What to Actually Run
A few things worth knowing about the stack tradeoffs:
llama.cpp vs vLLM: vLLM consistently wins on TTFT: 2 to 2.5x faster prefill, thanks to fused attention and PagedAttention. At higher concurrency, vLLM’s continuous batching starts pulling ahead too; the MoE BF16 c4 result (62 tok/s) actually beats llama.cpp FP16 c4 (41 tok/s). But for single-user raw decode throughput, llama.cpp Q4_K_M wins by a pretty wide margin. The practical split, in my view: vLLM for multi-user APIs or anything latency-sensitive; llama.cpp for single-user throughput with simpler setup.
Ollama: Wraps llama.cpp internally, and the throughput numbers track closely (59.4 vs 57.62 tok/s for MoE Q4_K_M at c1). Easiest stack to get running, solid performance for personal use. The TTFT anomaly noted above is worth keeping in mind if you’re comparing raw latency numbers across stacks. It’s probably not showing you what you think it is.
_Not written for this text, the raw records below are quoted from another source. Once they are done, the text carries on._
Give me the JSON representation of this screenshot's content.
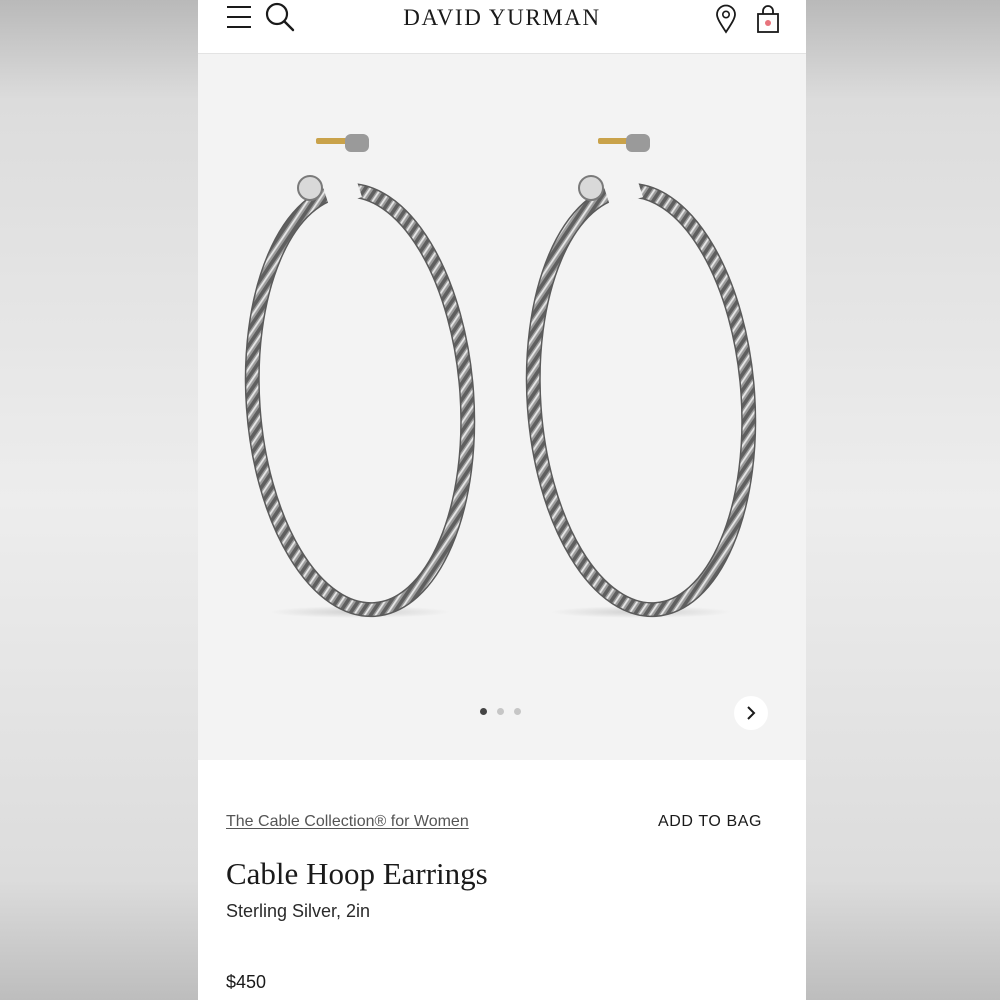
{
  "header": {
    "brand": "DAVID YURMAN",
    "icons": [
      "menu-icon",
      "search-icon",
      "location-icon",
      "shopping-bag-icon"
    ],
    "bag_badge_color": "#e8747c"
  },
  "gallery": {
    "image_count": 3,
    "active_index": 0,
    "metal_color": "#8e8e8e",
    "post_color": "#c9a24a"
  },
  "product": {
    "collection_link": "The Cable Collection® for Women",
    "add_to_bag": "ADD TO BAG",
    "title": "Cable Hoop Earrings",
    "variant": "Sterling Silver, 2in",
    "price": "$450"
  }
}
Quantization on the MoE model: Going from FP16 to Q4_K_M on the 26B MoE nets roughly 2.5x throughput (22 to 57 tok/s). At this model size, the practical quality difference between FP16 and Q4_K_M is small. I haven’t formally measured it, but anecdotally it’s not alarming. FP16 at 22 tok/s is genuinely comfortable for single-user chat. Q4_K_M at 57-91 tok/s gives you real headroom for multi-user or agentic workloads.
What Happens When NVIDIA Closes the Software Gap
NVFP4 at 6.34 tok/s isn’t the final answer. When NVIDIA ships a container combining ARM64 + sm_121-compiled PyTorch + Gemma 4 transformers support, that number should improve substantially. The compute path currently being bypassed is exactly what Blackwell’s FP4 tensor cores are designed for. That changes the stack conversation: NVIDIA’s official quantized model running on native hardware, potentially competitive with current llama.cpp numbers through a supported path.
The MoE architecture advantage is independent of that. A model activating 4B parameters per token decodes faster than one activating 31B at the same memory bandwidth, regardless of what the dense NVFP4 path eventually delivers. The bandwidth math doesn’t change.
For now: grab the 26B MoE GGUF, serve it through llama.cpp at FP16 or Q4_K_M, and revisit vLLM + NVFP4 when NVIDIA ships that container update.